How Odd Future Is Misinterpreting Eminem’s Use of Cross-Dressing

by Zack Rearick
“My signature sound, / when a tube of lipstick’s around / I’m bound to put in on in an instant, wow”

 

Earl Sweatshirt is a key member of the neo-horrorcore rap group Odd Future Wolfgang Kill Them All.  OFWKTA, in particular Sweatshirt and Tyler the Creator, have blown up recently off the strength of tremendous Internet buzz, a stellar live show, and a few excellent music videos.  Both Sweatshirt and Tyler, have cited Eminem as a chief influence on their rapping style and subject matter, so much so that Tyler’s claim in “AssMilk” to be a “reincarnation of ’98 Eminem” seems closer to a defense against plagiarism than boasting. Of the themes which Tyler and Earl have borrowed from Mr. Mathers, perhaps the most intriguing is Eminem’s complicated take on cross-dressing. Beginning with his transition into Slim Shady on his second album, Eminem has spent more time on the subject of cross-dressing than any rapper in the game’s history.  After a few casual-sounding mentions of wearing lipstick and dresses on The Slim Shady LP were met with confusion, Shady complicated his relationship with cross-dressing on The Marshall Mathers LP, taking time in “Who Knew?” to advise his listeners to “make fun of gay clubs, men who wear make-up”* and painting fellow Detroit rappers ICP as “two females / in make-up who may try to scratch me with Lee Nails,” while wearing “a grin full of chapped lipstick” on “Amityville.”

 

Em’s stance on the subject was further muddied by his decision to dress up as Britney Spears for the “The Real Slim Shady” music video and to occasionally wear dresses on stage at his concerts during the Anger Management Tour.  As his rapping persona became more and more defined, the intended import of Eminem’s cross-dressing lyrics became easier to grasp; specifically, he used cross-dressing as a manifestation of  his extraordinary insanity.

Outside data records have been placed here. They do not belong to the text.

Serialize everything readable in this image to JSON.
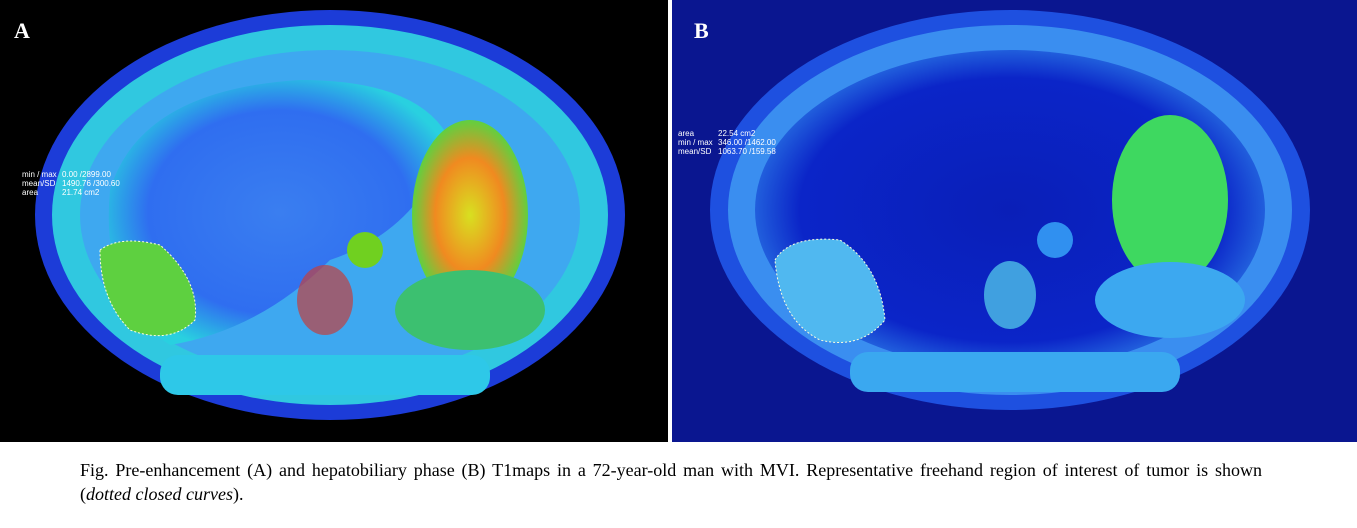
{
  "figure": {
    "panels": [
      {
        "label": "A",
        "overlay": [
          {
            "key": "min / max",
            "value": "0.00 /2899.00"
          },
          {
            "key": "mean/SD",
            "value": "1490.76 /300.60"
          },
          {
            "key": "area",
            "value": "21.74 cm2"
          }
        ]
      },
      {
        "label": "B",
        "overlay": [
          {
            "key": "area",
            "value": "22.54 cm2"
          },
          {
            "key": "min / max",
            "value": "346.00 /1462.00"
          },
          {
            "key": "mean/SD",
            "value": "1063.70 /159.58"
          }
        ]
      }
    ],
    "caption": {
      "text": "Fig. Pre-enhancement (A) and hepatobiliary phase (B) T1maps in a 72-year-old man with MVI. Representative freehand region of interest of tumor is shown (",
      "italic": "dotted closed curves",
      "end": ")."
    }
  }
}
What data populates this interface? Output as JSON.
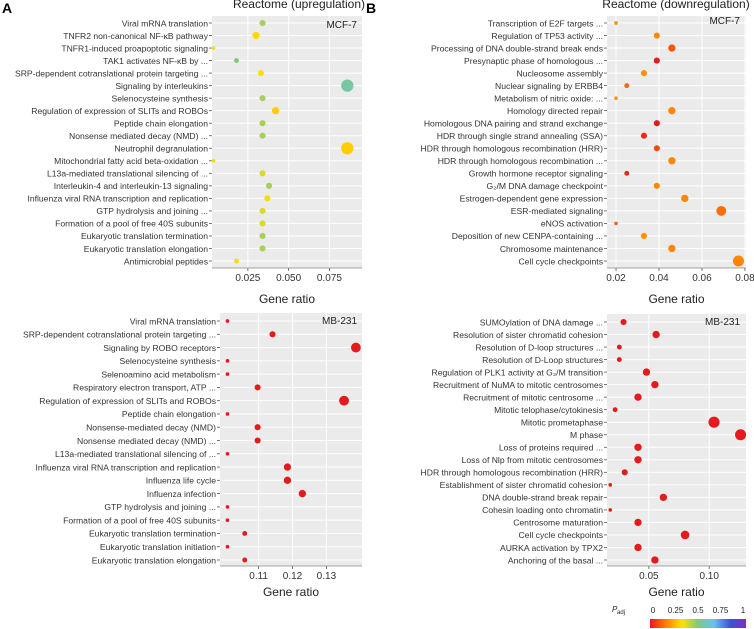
{
  "panel_labels": [
    "A",
    "B"
  ],
  "colorbar": {
    "title": "P",
    "title_sub": "adj",
    "ticks": [
      "0",
      "0.25",
      "0.5",
      "0.75",
      "1"
    ],
    "colors": [
      "#e41a1c",
      "#ff7f00",
      "#ffe000",
      "#7fc97f",
      "#66c2f5",
      "#3a56d4",
      "#7b2fbf"
    ]
  },
  "chart_data": [
    {
      "type": "scatter",
      "title": "Reactome (upregulation)",
      "cell_line": "MCF-7",
      "xlabel": "Gene ratio",
      "xlim": [
        0.003,
        0.095
      ],
      "xticks": [
        0.025,
        0.05,
        0.075
      ],
      "xtick_labels": [
        "0.025",
        "0.050",
        "0.075"
      ],
      "points": [
        {
          "term": "Viral mRNA translation",
          "ratio": 0.034,
          "size": 3,
          "padj": 0.45
        },
        {
          "term": "TNFR2 non-canonical NF-κB pathway",
          "ratio": 0.03,
          "size": 4,
          "padj": 0.32
        },
        {
          "term": "TNFR1-induced proapoptotic signaling",
          "ratio": 0.004,
          "size": 1,
          "padj": 0.35
        },
        {
          "term": "TAK1 activates NF-κB by ...",
          "ratio": 0.018,
          "size": 2,
          "padj": 0.5
        },
        {
          "term": "SRP-dependent cotranslational protein targeting ...",
          "ratio": 0.033,
          "size": 3,
          "padj": 0.33
        },
        {
          "term": "Signaling by interleukins",
          "ratio": 0.086,
          "size": 8,
          "padj": 0.55
        },
        {
          "term": "Selenocysteine synthesis",
          "ratio": 0.034,
          "size": 3,
          "padj": 0.45
        },
        {
          "term": "Regulation of expression of SLITs and ROBOs",
          "ratio": 0.042,
          "size": 4,
          "padj": 0.3
        },
        {
          "term": "Peptide chain elongation",
          "ratio": 0.034,
          "size": 3,
          "padj": 0.45
        },
        {
          "term": "Nonsense mediated decay (NMD) ...",
          "ratio": 0.034,
          "size": 3,
          "padj": 0.45
        },
        {
          "term": "Neutrophil degranulation",
          "ratio": 0.086,
          "size": 8,
          "padj": 0.3
        },
        {
          "term": "Mitochondrial fatty acid beta-oxidation ...",
          "ratio": 0.004,
          "size": 1,
          "padj": 0.35
        },
        {
          "term": "L13a-mediated translational silencing of ...",
          "ratio": 0.034,
          "size": 3,
          "padj": 0.38
        },
        {
          "term": "Interleukin-4 and interleukin-13 signaling",
          "ratio": 0.038,
          "size": 3,
          "padj": 0.45
        },
        {
          "term": "Influenza viral RNA transcription and replication",
          "ratio": 0.037,
          "size": 3,
          "padj": 0.35
        },
        {
          "term": "GTP hydrolysis and joining ...",
          "ratio": 0.034,
          "size": 3,
          "padj": 0.38
        },
        {
          "term": "Formation of a pool of free 40S subunits",
          "ratio": 0.034,
          "size": 3,
          "padj": 0.38
        },
        {
          "term": "Eukaryotic translation termination",
          "ratio": 0.034,
          "size": 3,
          "padj": 0.45
        },
        {
          "term": "Eukaryotic translation elongation",
          "ratio": 0.034,
          "size": 3,
          "padj": 0.45
        },
        {
          "term": "Antimicrobial peptides",
          "ratio": 0.018,
          "size": 2,
          "padj": 0.35
        }
      ]
    },
    {
      "type": "scatter",
      "title": "Reactome (downregulation)",
      "cell_line": "MCF-7",
      "xlabel": "Gene ratio",
      "xlim": [
        0.0158,
        0.0805
      ],
      "xticks": [
        0.02,
        0.04,
        0.06,
        0.08
      ],
      "xtick_labels": [
        "0.02",
        "0.04",
        "0.06",
        "0.08"
      ],
      "points": [
        {
          "term": "Transcription of E2F targets ...",
          "ratio": 0.02,
          "size": 1,
          "padj": 0.2
        },
        {
          "term": "Regulation of TP53 activity ...",
          "ratio": 0.039,
          "size": 3,
          "padj": 0.18
        },
        {
          "term": "Processing of DNA double-strand break ends",
          "ratio": 0.046,
          "size": 4,
          "padj": 0.1
        },
        {
          "term": "Presynaptic phase of homologous ...",
          "ratio": 0.039,
          "size": 3,
          "padj": 0.0
        },
        {
          "term": "Nucleosome assembly",
          "ratio": 0.033,
          "size": 3,
          "padj": 0.2
        },
        {
          "term": "Nuclear signaling by ERBB4",
          "ratio": 0.025,
          "size": 2,
          "padj": 0.12
        },
        {
          "term": "Metabolism of nitric oxide: ...",
          "ratio": 0.02,
          "size": 1,
          "padj": 0.2
        },
        {
          "term": "Homology directed repair",
          "ratio": 0.046,
          "size": 4,
          "padj": 0.18
        },
        {
          "term": "Homologous DNA pairing and strand exchange",
          "ratio": 0.039,
          "size": 3,
          "padj": 0.0
        },
        {
          "term": "HDR through single strand annealing (SSA)",
          "ratio": 0.033,
          "size": 3,
          "padj": 0.03
        },
        {
          "term": "HDR through homologous recombination (HRR)",
          "ratio": 0.039,
          "size": 3,
          "padj": 0.08
        },
        {
          "term": "HDR through homologous recombination ...",
          "ratio": 0.046,
          "size": 4,
          "padj": 0.18
        },
        {
          "term": "Growth hormone receptor signaling",
          "ratio": 0.025,
          "size": 2,
          "padj": 0.02
        },
        {
          "term": "G₂/M DNA damage checkpoint",
          "ratio": 0.039,
          "size": 3,
          "padj": 0.18
        },
        {
          "term": "Estrogen-dependent gene expression",
          "ratio": 0.052,
          "size": 4,
          "padj": 0.18
        },
        {
          "term": "ESR-mediated signaling",
          "ratio": 0.069,
          "size": 6,
          "padj": 0.14
        },
        {
          "term": "eNOS activation",
          "ratio": 0.02,
          "size": 1,
          "padj": 0.12
        },
        {
          "term": "Deposition of new CENPA-containing ...",
          "ratio": 0.033,
          "size": 3,
          "padj": 0.2
        },
        {
          "term": "Chromosome maintenance",
          "ratio": 0.046,
          "size": 4,
          "padj": 0.18
        },
        {
          "term": "Cell cycle checkpoints",
          "ratio": 0.077,
          "size": 7,
          "padj": 0.18
        }
      ]
    },
    {
      "type": "scatter",
      "cell_line": "MB-231",
      "xlabel": "Gene ratio",
      "xlim": [
        0.0986,
        0.1405
      ],
      "xticks": [
        0.11,
        0.12,
        0.13
      ],
      "xtick_labels": [
        "0.11",
        "0.12",
        "0.13"
      ],
      "points": [
        {
          "term": "Viral mRNA translation",
          "ratio": 0.1008,
          "size": 1,
          "padj": 0.0
        },
        {
          "term": "SRP-dependent cotranslational protein targeting ...",
          "ratio": 0.1141,
          "size": 3,
          "padj": 0.0
        },
        {
          "term": "Signaling by ROBO receptors",
          "ratio": 0.1387,
          "size": 6,
          "padj": 0.0
        },
        {
          "term": "Selenocysteine synthesis",
          "ratio": 0.1008,
          "size": 1,
          "padj": 0.0
        },
        {
          "term": "Selenoamino acid metabolism",
          "ratio": 0.1008,
          "size": 1,
          "padj": 0.0
        },
        {
          "term": "Respiratory electron transport, ATP ...",
          "ratio": 0.1097,
          "size": 3,
          "padj": 0.0
        },
        {
          "term": "Regulation of expression of SLITs and ROBOs",
          "ratio": 0.1352,
          "size": 6,
          "padj": 0.0
        },
        {
          "term": "Peptide chain elongation",
          "ratio": 0.1008,
          "size": 1,
          "padj": 0.0
        },
        {
          "term": "Nonsense-mediated decay (NMD)",
          "ratio": 0.1097,
          "size": 3,
          "padj": 0.0
        },
        {
          "term": "Nonsense mediated decay (NMD) ...",
          "ratio": 0.1097,
          "size": 3,
          "padj": 0.0
        },
        {
          "term": "L13a-mediated translational silencing of ...",
          "ratio": 0.1008,
          "size": 1,
          "padj": 0.0
        },
        {
          "term": "Influenza viral RNA transcription and replication",
          "ratio": 0.1185,
          "size": 4,
          "padj": 0.0
        },
        {
          "term": "Influenza life cycle",
          "ratio": 0.1185,
          "size": 4,
          "padj": 0.0
        },
        {
          "term": "Influenza infection",
          "ratio": 0.1229,
          "size": 4,
          "padj": 0.0
        },
        {
          "term": "GTP hydrolysis and joining ...",
          "ratio": 0.1008,
          "size": 1,
          "padj": 0.0
        },
        {
          "term": "Formation of a pool of free 40S subunits",
          "ratio": 0.1008,
          "size": 1,
          "padj": 0.0
        },
        {
          "term": "Eukaryotic translation termination",
          "ratio": 0.1059,
          "size": 2,
          "padj": 0.0
        },
        {
          "term": "Eukaryotic translation initiation",
          "ratio": 0.1008,
          "size": 1,
          "padj": 0.0
        },
        {
          "term": "Eukaryotic translation elongation",
          "ratio": 0.1059,
          "size": 2,
          "padj": 0.0
        }
      ]
    },
    {
      "type": "scatter",
      "cell_line": "MB-231",
      "xlabel": "Gene ratio",
      "xlim": [
        0.0153,
        0.1305
      ],
      "xticks": [
        0.05,
        0.1
      ],
      "xtick_labels": [
        "0.05",
        "0.10"
      ],
      "points": [
        {
          "term": "SUMOylation of DNA damage ...",
          "ratio": 0.029,
          "size": 3,
          "padj": 0.0
        },
        {
          "term": "Resolution of sister chromatid cohesion",
          "ratio": 0.056,
          "size": 4,
          "padj": 0.0
        },
        {
          "term": "Resolution of D-loop structures ...",
          "ratio": 0.0255,
          "size": 2,
          "padj": 0.0
        },
        {
          "term": "Resolution of D-Loop structures",
          "ratio": 0.0255,
          "size": 2,
          "padj": 0.0
        },
        {
          "term": "Regulation of PLK1 activity at G₂/M transition",
          "ratio": 0.048,
          "size": 4,
          "padj": 0.0
        },
        {
          "term": "Recruitment of NuMA to mitotic centrosomes",
          "ratio": 0.055,
          "size": 4,
          "padj": 0.0
        },
        {
          "term": "Recruitment of mitotic centrosome ...",
          "ratio": 0.041,
          "size": 4,
          "padj": 0.0
        },
        {
          "term": "Mitotic telophase/cytokinesis",
          "ratio": 0.022,
          "size": 2,
          "padj": 0.0
        },
        {
          "term": "Mitotic prometaphase",
          "ratio": 0.104,
          "size": 7,
          "padj": 0.0
        },
        {
          "term": "M phase",
          "ratio": 0.126,
          "size": 7,
          "padj": 0.0
        },
        {
          "term": "Loss of proteins required ...",
          "ratio": 0.041,
          "size": 4,
          "padj": 0.0
        },
        {
          "term": "Loss of Nlp from mitotic centrosomes",
          "ratio": 0.041,
          "size": 4,
          "padj": 0.0
        },
        {
          "term": "HDR through homologous recombination (HRR)",
          "ratio": 0.03,
          "size": 3,
          "padj": 0.0
        },
        {
          "term": "Establishment of sister chromatid cohesion",
          "ratio": 0.018,
          "size": 1,
          "padj": 0.0
        },
        {
          "term": "DNA double-strand break repair",
          "ratio": 0.062,
          "size": 4,
          "padj": 0.0
        },
        {
          "term": "Cohesin loading onto chromatin",
          "ratio": 0.018,
          "size": 1,
          "padj": 0.0
        },
        {
          "term": "Centrosome maturation",
          "ratio": 0.041,
          "size": 4,
          "padj": 0.0
        },
        {
          "term": "Cell cycle checkpoints",
          "ratio": 0.08,
          "size": 5,
          "padj": 0.0
        },
        {
          "term": "AURKA activation by TPX2",
          "ratio": 0.041,
          "size": 4,
          "padj": 0.0
        },
        {
          "term": "Anchoring of the basal ...",
          "ratio": 0.055,
          "size": 4,
          "padj": 0.0
        }
      ]
    }
  ]
}
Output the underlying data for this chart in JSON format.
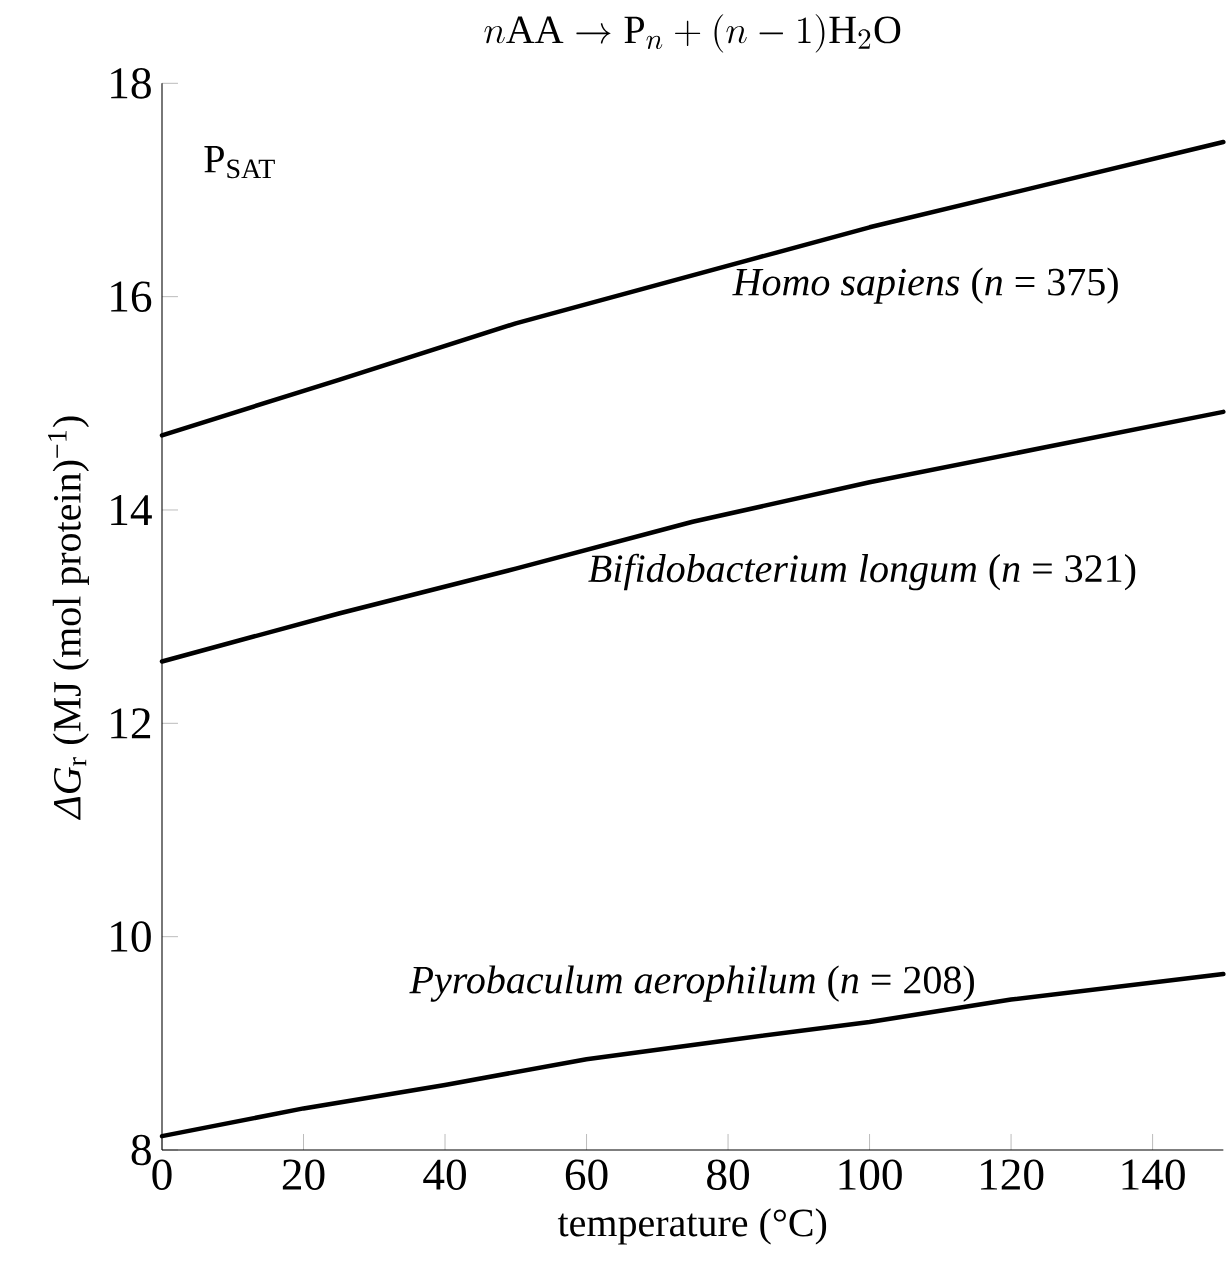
{
  "chart_data": {
    "type": "line",
    "title": "n\\mathrm{AA}\\rightarrow\\mathrm{P}_{n}+(n-1)\\mathrm{H}_{2}\\mathrm{O}",
    "xlabel": "temperature (°C)",
    "ylabel": "*ΔG*$_{r}$ (MJ (mol protein)$^{−1}$)",
    "annotations": [
      "P$_{SAT}$"
    ],
    "x": [
      0,
      20,
      25,
      40,
      50,
      60,
      75,
      80,
      100,
      120,
      125,
      150
    ],
    "series": [
      {
        "name": "*Homo sapiens* (*n* = 375)",
        "color": "#000000",
        "values": [
          14.7,
          null,
          15.22,
          null,
          15.75,
          null,
          16.2,
          null,
          16.65,
          null,
          17.05,
          17.45
        ]
      },
      {
        "name": "*Bifidobacterium longum* (*n* = 321)",
        "color": "#000000",
        "values": [
          12.58,
          null,
          13.03,
          null,
          13.45,
          null,
          13.89,
          null,
          14.26,
          null,
          14.59,
          14.92
        ]
      },
      {
        "name": "*Pyrobaculum aerophilum* (*n* = 208)",
        "color": "#000000",
        "values": [
          8.13,
          8.39,
          null,
          8.61,
          null,
          8.85,
          null,
          9.03,
          9.2,
          9.41,
          null,
          9.65
        ]
      }
    ],
    "xlim": [
      0,
      150
    ],
    "ylim": [
      8,
      18
    ],
    "xticks": [
      0,
      20,
      40,
      60,
      80,
      100,
      120,
      140
    ],
    "yticks": [
      8,
      10,
      12,
      14,
      16,
      18
    ],
    "line_style": "solid",
    "legend": false,
    "grid": false
  }
}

Consider one of the previously-referenced lines from The Slim Shady LP, this one from “Cum On Everybody”: “Broke out then I dipped quick back to the crib, put on lipstick /crushed up the Tylenol and ate it with a dipstick.” In the midst of a drug-fueled rampage, the rapper dons make-up before ingesting even more drugs.  It is here that we see the typical context for an Eminem cross-dressing line: it comes within the framework of a moment of insanity and is used as proof of the extent of that insanity.  That the media-proclaimed “shock rapper” equates cross-dressing and aberrative/disordered behavior is not particularly surprising, though it is, of course, dangerous thinking.

 

But Mathers’ use of cross-dressing is significantly altered on his sixth album, Relapse.  The concept album attempts to paint Mathers as a Hannibal Lecter-esque serial killer, but with an increased penchant for violence and an addiction to essentially every known type of prescription drugs.  Eminem’s use of cross-dressing is much higher here than before, appearing on nearly every song and constituting one of the major motifs of the record.  This quatrain from “Stay Wide Awake” is characteristic: “Escaping me, no dice, you see, I might just be Ted Bundy / or Satan, gee, what a sight to see, I’m dancing in my red panties. / I’m crazy but it’s all right with me; man, life can be so empty. / Stay away from me ‘cause I’m dancing to quite a different drumbeat.”  This excerpt reveals Eminem’s decision to paint his fictive serial killer as a cross-dresser in the mold of Ted Bundy.  That Bundy’s cross-dressing has been connected by many to his traumatizing relationship with his mother is not coincidental.  Indeed, the track “My Mom,” in which Eminem’s identity literally “melts”* under the pressure of his mistreatment by his mother and stepfather, seems to unearth previously hidden transgendered desires.  On the hook, Eminem claims that he is who he is (in the context of the chorus, a drug-abuser; in the context of this discussion, a cross-dresser) because he actually is his mother: “That’s why I’m on what I’m on ‘cause I’m my mom.”

 

This progressive treatment of cross-dressing which moves the act beyond proof of insanity and into the realm of serious discussion of gender identity issues is ignored by Odd Future, who, in adopting Eminem’s treatment of the subject, seem to be unaware of the genuine attempts made by the Detroit native to address the construction (and then deconstruction) of identity along gendered lines.  In this line from Tyler the Creator’s “Yonkers,” the subject matter and motifs of Relapse are replicated to the point of biting, but the larger context of the dissolubility of identity in terms of gender and its construction are missing: “I slipped myself some pink Xanies / and danced around the house in all over print panties.” Ultimately, Odd Futures’ two most noteworthy artists fail to take from Eminem the greater message behind his later use of cross-dressing in his lyrics.  Though the rappers continue to use Relapse as a jump off for their own re-imaginings of themselves as serial killers, they seem to miss the point of the project, which is to use those re-imaginings to deconstruct one’s real-life identity and to then re-configure it, as Shady did on Recovery.